Blog: Cutting Through the Noise
Canadian Real Estate - More Reasons for CautionPrint
Posted on April 25, 2012
By Tom Bradley
Last Sunday, while flying to the hottest housing market in Canada (Toronto), my airplane reading surfaced a couple more statistics about Canadian housing, both of which point towards caution.
In their quarterly report, Mawer Investment Management noted that an average home costs 84% more in Canada than the U.S. ($372,762 versus $203,100). Yikes, we complain about paying more on J. Crew’s Canadian website, but 84%?
Also in the briefcase was The Economist Magazine’s quarterly house price survey. In all the years I’ve been following the survey, I’ve never seen Canada featured so prominently. We were at the top of the list for 1-year price change (+7%) and near the top in terms of The Economist’s valuation measures. On price-to-income, our market is shown to be 32% overvalued and on price-to-rents, it’s 76% overvalued. Overall, the survey suggests that Canada’s housing market is 54% overvalued, only slightly behind Singapore, Hong Kong and Belgium. On the same measure, the U.S. market is 19% undervalued.
Also in The Economist was an analysis of Toronto prices over the last 5 years compared to Shanghai, London and New York. Toronto was up 32% in Canadian dollar terms, but 93% when adjusted for exchange rates. On the adjusted basis, Shanghai was up almost 150%, while the other two were down. What this shows is that Toronto has not only got more expensive for the people who live there, but has increased at triple the rate for foreign buyers.
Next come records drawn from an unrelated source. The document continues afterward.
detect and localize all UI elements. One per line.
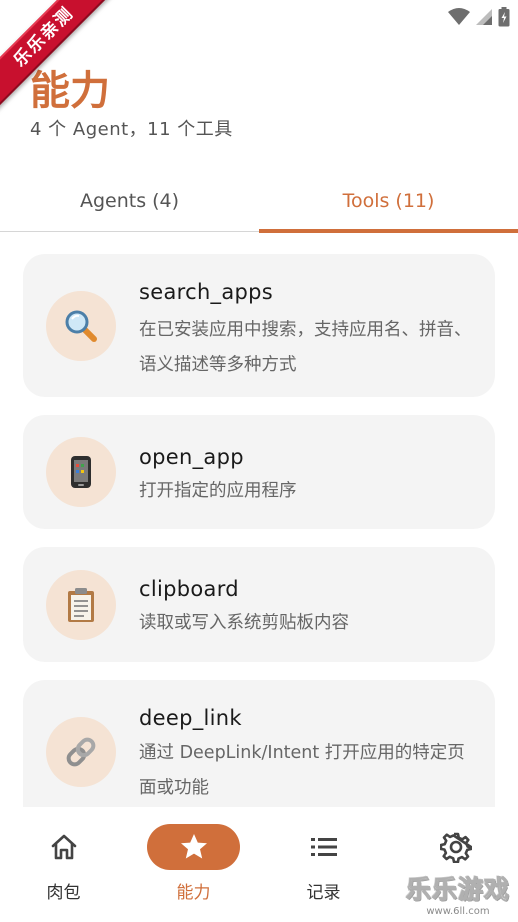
corner-ribbon: 乐乐亲测	[0, 0, 120, 120]
ribbon-text: 乐乐亲测	[10, 3, 78, 71]
nav-label: 记录	[306, 883, 341, 903]
tool-name: deep_link	[139, 706, 242, 730]
tool-card-search-apps[interactable]: search_apps 在已安装应用中搜索，支持应用名、拼音、语义描述等多种方式	[23, 254, 495, 397]
bottom-navigation: 肉包 能力 记录 乐乐游戏 www.6ll.com	[0, 807, 518, 922]
nav-pill	[409, 824, 502, 870]
tab-tools[interactable]: Tools (11)	[259, 170, 518, 233]
watermark-text: 乐乐游戏	[405, 875, 510, 905]
site-watermark: 乐乐游戏 www.6ll.com	[398, 874, 518, 922]
nav-item-roubao[interactable]: 肉包	[0, 823, 130, 913]
gear-icon	[439, 832, 472, 863]
tool-description: 通过 DeepLink/Intent 打开应用的特定页面或功能	[139, 743, 465, 798]
nav-label: 能力	[176, 883, 211, 903]
tab-agents[interactable]: Agents (4)	[0, 170, 259, 231]
phone-icon	[46, 437, 116, 507]
nav-pill	[17, 824, 110, 870]
tab-bar: Agents (4) Tools (11)	[0, 170, 518, 233]
wifi-icon	[448, 8, 470, 25]
ribbon-band: 乐乐亲测	[0, 0, 120, 113]
tool-card-deep-link[interactable]: deep_link 通过 DeepLink/Intent 打开应用的特定页面或功…	[23, 680, 495, 807]
nav-label: 肉包	[46, 883, 81, 903]
tool-card-clipboard[interactable]: clipboard 读取或写入系统剪贴板内容	[23, 547, 495, 662]
nav-pill	[277, 824, 370, 870]
list-icon	[310, 838, 337, 856]
signal-icon	[476, 9, 492, 25]
status-icons	[448, 7, 510, 27]
nav-pill-active	[147, 824, 240, 870]
tool-name: clipboard	[139, 577, 239, 601]
tool-description: 在已安装应用中搜索，支持应用名、拼音、语义描述等多种方式	[139, 320, 472, 375]
tool-description: 读取或写入系统剪贴板内容	[139, 613, 349, 633]
tool-name: open_app	[139, 445, 244, 469]
battery-icon	[498, 7, 510, 27]
star-icon	[180, 834, 207, 859]
home-icon	[51, 834, 76, 860]
clipboard-icon	[46, 570, 116, 640]
nav-item-records[interactable]: 记录	[260, 823, 390, 913]
tool-name: search_apps	[139, 280, 274, 304]
nav-item-capabilities[interactable]: 能力	[130, 823, 260, 913]
tool-card-open-app[interactable]: open_app 打开指定的应用程序	[23, 415, 495, 529]
link-icon	[46, 717, 116, 787]
watermark-url: www.6ll.com	[426, 906, 490, 917]
tool-description: 打开指定的应用程序	[139, 481, 297, 501]
tools-list[interactable]: search_apps 在已安装应用中搜索，支持应用名、拼音、语义描述等多种方式…	[0, 232, 518, 807]
magnifier-icon	[46, 291, 116, 361]
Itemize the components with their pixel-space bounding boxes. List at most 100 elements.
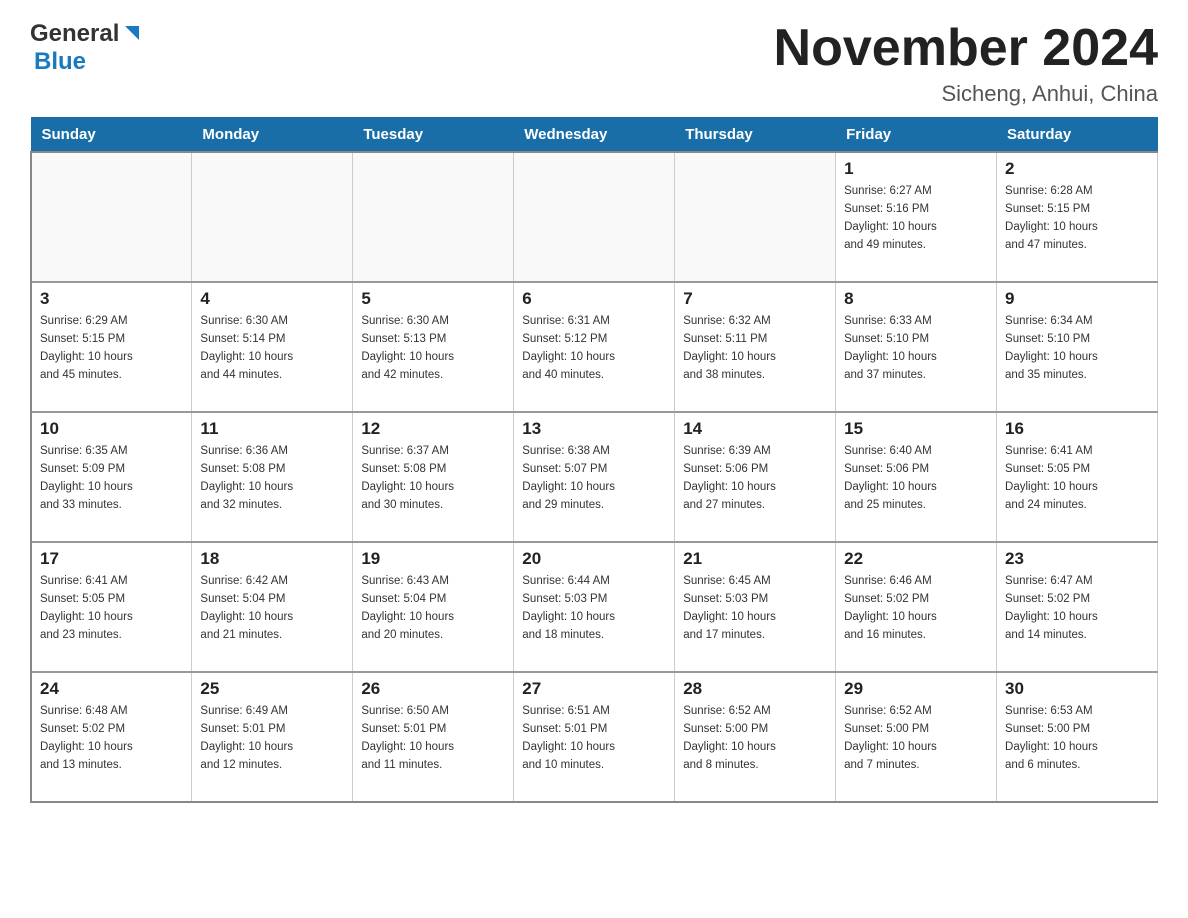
day-number: 17 bbox=[40, 549, 183, 569]
weekday-header-friday: Friday bbox=[836, 118, 997, 153]
day-number: 2 bbox=[1005, 159, 1149, 179]
day-info: Sunrise: 6:50 AM Sunset: 5:01 PM Dayligh… bbox=[361, 703, 505, 774]
weekday-header-sunday: Sunday bbox=[31, 118, 192, 153]
calendar-cell bbox=[675, 152, 836, 282]
day-number: 27 bbox=[522, 679, 666, 699]
day-number: 8 bbox=[844, 289, 988, 309]
calendar-cell: 14 Sunrise: 6:39 AM Sunset: 5:06 PM Dayli… bbox=[675, 412, 836, 542]
calendar-week-2: 3 Sunrise: 6:29 AM Sunset: 5:15 PM Daylig… bbox=[31, 282, 1158, 412]
calendar-cell: 4Sunrise: 6:30 AM Sunset: 5:14 PM Daylig… bbox=[192, 282, 353, 412]
calendar-cell: 13 Sunrise: 6:38 AM Sunset: 5:07 PM Dayli… bbox=[514, 412, 675, 542]
day-info: Sunrise: 6:52 AM Sunset: 5:00 PM Dayligh… bbox=[844, 703, 988, 774]
calendar-cell: 12 Sunrise: 6:37 AM Sunset: 5:08 PM Dayli… bbox=[353, 412, 514, 542]
day-info: Sunrise: 6:38 AM Sunset: 5:07 PM Dayligh… bbox=[522, 443, 666, 514]
day-number: 25 bbox=[200, 679, 344, 699]
weekday-header-saturday: Saturday bbox=[997, 118, 1158, 153]
day-info: Sunrise: 6:44 AM Sunset: 5:03 PM Dayligh… bbox=[522, 573, 666, 644]
day-number: 22 bbox=[844, 549, 988, 569]
day-info: Sunrise: 6:28 AM Sunset: 5:15 PM Dayligh… bbox=[1005, 183, 1149, 254]
calendar-cell: 16 Sunrise: 6:41 AM Sunset: 5:05 PM Dayli… bbox=[997, 412, 1158, 542]
day-number: 23 bbox=[1005, 549, 1149, 569]
calendar-subtitle: Sicheng, Anhui, China bbox=[774, 81, 1158, 107]
day-number: 11 bbox=[200, 419, 344, 439]
day-number: 10 bbox=[40, 419, 183, 439]
calendar-cell: 22 Sunrise: 6:46 AM Sunset: 5:02 PM Dayli… bbox=[836, 542, 997, 672]
page-header: General Blue November 2024 Sicheng, Anhu… bbox=[30, 20, 1158, 107]
day-number: 15 bbox=[844, 419, 988, 439]
weekday-header-row: SundayMondayTuesdayWednesdayThursdayFrid… bbox=[31, 118, 1158, 153]
day-number: 14 bbox=[683, 419, 827, 439]
day-info: Sunrise: 6:45 AM Sunset: 5:03 PM Dayligh… bbox=[683, 573, 827, 644]
calendar-cell: 2 Sunrise: 6:28 AM Sunset: 5:15 PM Daylig… bbox=[997, 152, 1158, 282]
day-info: Sunrise: 6:30 AM Sunset: 5:13 PM Dayligh… bbox=[361, 313, 505, 384]
day-info: Sunrise: 6:41 AM Sunset: 5:05 PM Dayligh… bbox=[1005, 443, 1149, 514]
calendar-week-1: 1 Sunrise: 6:27 AM Sunset: 5:16 PM Daylig… bbox=[31, 152, 1158, 282]
day-info: Sunrise: 6:42 AM Sunset: 5:04 PM Dayligh… bbox=[200, 573, 344, 644]
weekday-header-monday: Monday bbox=[192, 118, 353, 153]
day-info: Sunrise: 6:40 AM Sunset: 5:06 PM Dayligh… bbox=[844, 443, 988, 514]
calendar-cell bbox=[514, 152, 675, 282]
day-info: Sunrise: 6:49 AM Sunset: 5:01 PM Dayligh… bbox=[200, 703, 344, 774]
calendar-cell: 21Sunrise: 6:45 AM Sunset: 5:03 PM Dayli… bbox=[675, 542, 836, 672]
calendar-cell: 3 Sunrise: 6:29 AM Sunset: 5:15 PM Daylig… bbox=[31, 282, 192, 412]
calendar-cell: 30 Sunrise: 6:53 AM Sunset: 5:00 PM Dayli… bbox=[997, 672, 1158, 802]
day-number: 6 bbox=[522, 289, 666, 309]
logo-name: General bbox=[30, 20, 143, 48]
weekday-header-thursday: Thursday bbox=[675, 118, 836, 153]
calendar-title: November 2024 bbox=[774, 20, 1158, 77]
weekday-header-wednesday: Wednesday bbox=[514, 118, 675, 153]
day-info: Sunrise: 6:33 AM Sunset: 5:10 PM Dayligh… bbox=[844, 313, 988, 384]
day-number: 18 bbox=[200, 549, 344, 569]
calendar-cell: 18 Sunrise: 6:42 AM Sunset: 5:04 PM Dayli… bbox=[192, 542, 353, 672]
day-number: 16 bbox=[1005, 419, 1149, 439]
day-info: Sunrise: 6:53 AM Sunset: 5:00 PM Dayligh… bbox=[1005, 703, 1149, 774]
calendar-cell: 11 Sunrise: 6:36 AM Sunset: 5:08 PM Dayli… bbox=[192, 412, 353, 542]
day-info: Sunrise: 6:29 AM Sunset: 5:15 PM Dayligh… bbox=[40, 313, 183, 384]
calendar-table: SundayMondayTuesdayWednesdayThursdayFrid… bbox=[30, 117, 1158, 803]
day-info: Sunrise: 6:35 AM Sunset: 5:09 PM Dayligh… bbox=[40, 443, 183, 514]
calendar-week-5: 24 Sunrise: 6:48 AM Sunset: 5:02 PM Dayli… bbox=[31, 672, 1158, 802]
calendar-cell: 6 Sunrise: 6:31 AM Sunset: 5:12 PM Daylig… bbox=[514, 282, 675, 412]
day-number: 3 bbox=[40, 289, 183, 309]
day-number: 30 bbox=[1005, 679, 1149, 699]
day-info: Sunrise: 6:27 AM Sunset: 5:16 PM Dayligh… bbox=[844, 183, 988, 254]
day-number: 28 bbox=[683, 679, 827, 699]
calendar-cell: 10 Sunrise: 6:35 AM Sunset: 5:09 PM Dayli… bbox=[31, 412, 192, 542]
day-number: 26 bbox=[361, 679, 505, 699]
day-number: 24 bbox=[40, 679, 183, 699]
calendar-cell: 1 Sunrise: 6:27 AM Sunset: 5:16 PM Daylig… bbox=[836, 152, 997, 282]
logo-blue: Blue bbox=[34, 48, 86, 76]
day-number: 19 bbox=[361, 549, 505, 569]
calendar-cell: 27Sunrise: 6:51 AM Sunset: 5:01 PM Dayli… bbox=[514, 672, 675, 802]
day-info: Sunrise: 6:46 AM Sunset: 5:02 PM Dayligh… bbox=[844, 573, 988, 644]
calendar-cell: 17 Sunrise: 6:41 AM Sunset: 5:05 PM Dayli… bbox=[31, 542, 192, 672]
calendar-cell: 24 Sunrise: 6:48 AM Sunset: 5:02 PM Dayli… bbox=[31, 672, 192, 802]
calendar-cell: 7Sunrise: 6:32 AM Sunset: 5:11 PM Daylig… bbox=[675, 282, 836, 412]
calendar-cell: 20 Sunrise: 6:44 AM Sunset: 5:03 PM Dayli… bbox=[514, 542, 675, 672]
calendar-cell: 9Sunrise: 6:34 AM Sunset: 5:10 PM Daylig… bbox=[997, 282, 1158, 412]
day-number: 13 bbox=[522, 419, 666, 439]
calendar-cell: 25 Sunrise: 6:49 AM Sunset: 5:01 PM Dayli… bbox=[192, 672, 353, 802]
day-number: 12 bbox=[361, 419, 505, 439]
day-info: Sunrise: 6:48 AM Sunset: 5:02 PM Dayligh… bbox=[40, 703, 183, 774]
day-info: Sunrise: 6:31 AM Sunset: 5:12 PM Dayligh… bbox=[522, 313, 666, 384]
calendar-cell bbox=[192, 152, 353, 282]
day-info: Sunrise: 6:30 AM Sunset: 5:14 PM Dayligh… bbox=[200, 313, 344, 384]
calendar-cell: 19Sunrise: 6:43 AM Sunset: 5:04 PM Dayli… bbox=[353, 542, 514, 672]
title-area: November 2024 Sicheng, Anhui, China bbox=[774, 20, 1158, 107]
calendar-cell bbox=[353, 152, 514, 282]
day-info: Sunrise: 6:39 AM Sunset: 5:06 PM Dayligh… bbox=[683, 443, 827, 514]
day-info: Sunrise: 6:36 AM Sunset: 5:08 PM Dayligh… bbox=[200, 443, 344, 514]
calendar-week-3: 10 Sunrise: 6:35 AM Sunset: 5:09 PM Dayli… bbox=[31, 412, 1158, 542]
calendar-cell: 8 Sunrise: 6:33 AM Sunset: 5:10 PM Daylig… bbox=[836, 282, 997, 412]
day-info: Sunrise: 6:37 AM Sunset: 5:08 PM Dayligh… bbox=[361, 443, 505, 514]
day-info: Sunrise: 6:34 AM Sunset: 5:10 PM Dayligh… bbox=[1005, 313, 1149, 384]
day-info: Sunrise: 6:52 AM Sunset: 5:00 PM Dayligh… bbox=[683, 703, 827, 774]
calendar-cell: 26 Sunrise: 6:50 AM Sunset: 5:01 PM Dayli… bbox=[353, 672, 514, 802]
day-number: 20 bbox=[522, 549, 666, 569]
calendar-cell: 5Sunrise: 6:30 AM Sunset: 5:13 PM Daylig… bbox=[353, 282, 514, 412]
day-info: Sunrise: 6:47 AM Sunset: 5:02 PM Dayligh… bbox=[1005, 573, 1149, 644]
day-info: Sunrise: 6:41 AM Sunset: 5:05 PM Dayligh… bbox=[40, 573, 183, 644]
calendar-cell: 23 Sunrise: 6:47 AM Sunset: 5:02 PM Dayli… bbox=[997, 542, 1158, 672]
day-number: 1 bbox=[844, 159, 988, 179]
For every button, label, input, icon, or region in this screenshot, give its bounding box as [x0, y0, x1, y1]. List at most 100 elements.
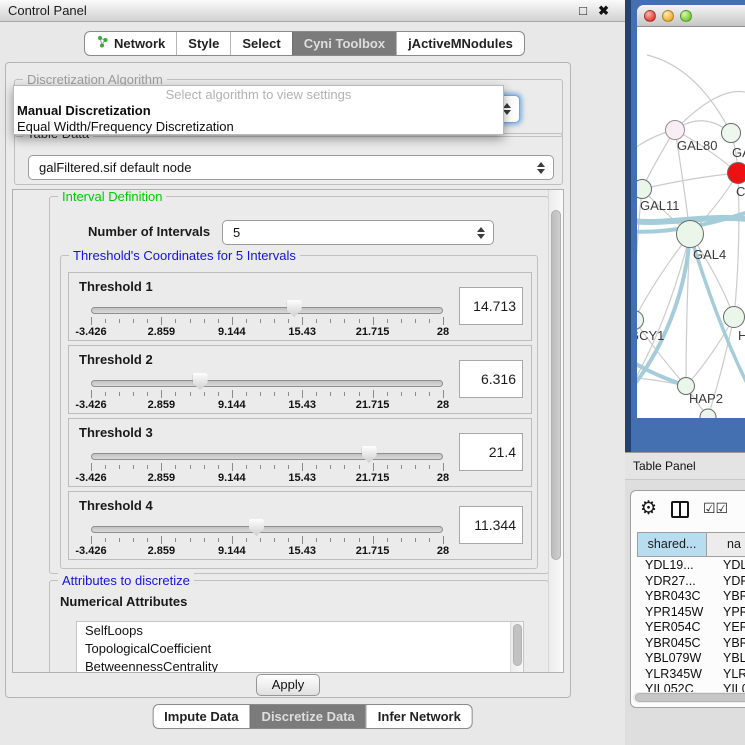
table-data-combobox[interactable]: galFiltered.sif default node — [28, 155, 554, 180]
network-svg: GAL80GACGAL11GAL4GCY1HHAP2 — [637, 27, 745, 418]
popup-hint: Select algorithm to view settings — [14, 87, 503, 103]
gear-icon[interactable]: ⚙ — [640, 497, 657, 520]
table-row[interactable]: YER054CYER0 — [637, 620, 745, 636]
numerical-attributes-list[interactable]: SelfLoopsTopologicalCoefficientBetweenne… — [76, 621, 524, 673]
slider-track[interactable] — [91, 307, 443, 314]
horizontal-scrollbar-thumb[interactable] — [635, 693, 745, 702]
table-row[interactable]: YDL19...YDL1 — [637, 558, 745, 574]
threshold-value-input[interactable]: 14.713 — [459, 287, 523, 325]
table-row[interactable]: YDR27...YDR2 — [637, 574, 745, 590]
table-row[interactable]: YBR045CYBR0 — [637, 636, 745, 652]
threshold-panel: Threshold 4-3.4262.8599.14415.4321.71528… — [68, 491, 532, 560]
algorithm-dropdown-popup: Select algorithm to view settingsManual … — [13, 85, 504, 135]
checkbox-icons[interactable]: ☑☑ — [703, 500, 728, 517]
minimize-button-yellow[interactable] — [662, 10, 674, 22]
network-node[interactable] — [722, 124, 741, 143]
slider-thumb[interactable] — [287, 300, 302, 317]
number-of-intervals-combobox[interactable]: 5 — [222, 220, 494, 245]
list-scrollbar[interactable] — [510, 622, 523, 673]
threshold-value-input[interactable]: 11.344 — [459, 506, 523, 544]
popup-option[interactable]: Equal Width/Frequency Discretization — [14, 119, 503, 135]
tab-infer-network[interactable]: Infer Network — [366, 705, 472, 728]
tab-label: jActiveMNodules — [408, 32, 513, 55]
table-data-group: Table Data galFiltered.sif default node — [14, 133, 563, 185]
threshold-label: Threshold 3 — [79, 425, 153, 440]
table-header: shared... na — [637, 532, 745, 557]
control-panel: Control Panel □ ✖ Network Style Select Cyni… — [0, 0, 625, 745]
group-title: Threshold's Coordinates for 5 Intervals — [69, 248, 300, 263]
apply-button[interactable]: Apply — [256, 674, 320, 696]
tab-label: Infer Network — [378, 705, 461, 728]
list-item[interactable]: SelfLoops — [77, 622, 523, 640]
control-panel-titlebar: Control Panel □ ✖ — [0, 0, 625, 22]
number-of-intervals-value: 5 — [233, 221, 240, 244]
combo-stepper-icon — [477, 227, 485, 239]
list-item[interactable]: BetweennessCentrality — [77, 658, 523, 673]
column-header-name[interactable]: na — [707, 533, 745, 556]
list-scrollbar-thumb[interactable] — [513, 624, 522, 666]
tab-network[interactable]: Network — [85, 32, 176, 55]
slider-thumb[interactable] — [249, 519, 264, 536]
slider-thumb[interactable] — [362, 446, 377, 463]
node-label: GA — [732, 145, 745, 160]
column-header-shared[interactable]: shared... — [637, 533, 707, 556]
table-row[interactable]: YLR345WYLR3 — [637, 667, 745, 683]
combo-stepper-icon — [537, 162, 545, 174]
vertical-scrollbar[interactable] — [548, 190, 563, 672]
panel-title: Control Panel — [8, 0, 87, 21]
network-node[interactable] — [666, 121, 685, 140]
tab-label: Style — [188, 32, 219, 55]
cyni-toolbox-content: Discretization Algorithm Table Data galF… — [5, 62, 571, 698]
slider-track[interactable] — [91, 380, 443, 387]
slider-track[interactable] — [91, 453, 443, 460]
tab-label: Discretize Data — [262, 705, 355, 728]
threshold-panel: Threshold 1-3.4262.8599.14415.4321.71528… — [68, 272, 532, 341]
network-canvas[interactable]: GAL80GACGAL11GAL4GCY1HHAP2 — [637, 27, 745, 418]
list-item[interactable]: TopologicalCoefficient — [77, 640, 523, 658]
table-row[interactable]: YBR043CYBR0 — [637, 589, 745, 605]
tab-select[interactable]: Select — [230, 32, 291, 55]
horizontal-scrollbar[interactable] — [633, 692, 745, 703]
node-label: GAL80 — [677, 138, 717, 153]
threshold-value-input[interactable]: 21.4 — [459, 433, 523, 471]
combo-stepper-icon — [503, 103, 511, 115]
threshold-value-input[interactable]: 6.316 — [459, 360, 523, 398]
slider-ticks — [91, 317, 443, 326]
slider-ticks — [91, 536, 443, 545]
slider-ticks — [91, 390, 443, 399]
tab-label: Select — [242, 32, 280, 55]
table-row[interactable]: YBL079WYBL0 — [637, 651, 745, 667]
network-node[interactable] — [637, 311, 644, 330]
table-row[interactable]: YPR145WYPR1 — [637, 605, 745, 621]
network-icon — [96, 32, 109, 55]
tab-impute-data[interactable]: Impute Data — [153, 705, 249, 728]
zoom-button-green[interactable] — [680, 10, 692, 22]
tab-label: Network — [114, 32, 165, 55]
slider-track[interactable] — [91, 526, 443, 533]
table-rows: YDL19...YDL1YDR27...YDR2YBR043CYBR0YPR14… — [637, 558, 745, 707]
tab-style[interactable]: Style — [176, 32, 230, 55]
close-button-red[interactable] — [644, 10, 656, 22]
slider-thumb[interactable] — [193, 373, 208, 390]
slider-tick-labels: -3.4262.8599.14415.4321.71528 — [91, 545, 443, 557]
tab-label: Cyni Toolbox — [304, 32, 385, 55]
network-node[interactable] — [724, 307, 745, 328]
number-of-intervals-label: Number of Intervals — [88, 224, 210, 239]
tab-jactivemnodules[interactable]: jActiveMNodules — [396, 32, 524, 55]
tab-discretize-data[interactable]: Discretize Data — [250, 705, 366, 728]
split-columns-icon[interactable] — [671, 501, 689, 518]
popup-option[interactable]: Manual Discretization — [14, 103, 503, 119]
network-window-titlebar[interactable] — [637, 5, 745, 27]
threshold-label: Threshold 2 — [79, 352, 153, 367]
network-node[interactable] — [637, 180, 652, 199]
network-edge — [647, 55, 731, 133]
group-title: Attributes to discretize — [58, 573, 194, 588]
threshold-panel: Threshold 2-3.4262.8599.14415.4321.71528… — [68, 345, 532, 414]
network-node[interactable] — [677, 221, 704, 248]
tab-cyni-toolbox[interactable]: Cyni Toolbox — [292, 32, 396, 55]
network-node[interactable] — [728, 163, 745, 184]
float-window-icon[interactable]: □ — [579, 0, 587, 21]
table-panel-title: Table Panel — [633, 453, 696, 480]
vertical-scrollbar-thumb[interactable] — [551, 210, 561, 560]
close-icon[interactable]: ✖ — [598, 0, 609, 21]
The Economist’s numbers are rough measures of value, and like some others I discussed in my Globe column a few weeks ago (Real Estate as an Investment? Look Elsewhere) – RBC’s affordability index, home ownership ratio, mortgage rates – each can be explained, and maybe even justified. And each may or may not be representative of a particular local market. But what worries me is that there are so many valuation measures that are at extremes and they all point to lower prices in the future.
As my friend Francis Chou said in a recent report, “If there is a choice, it is better to rent rather than buy a house.”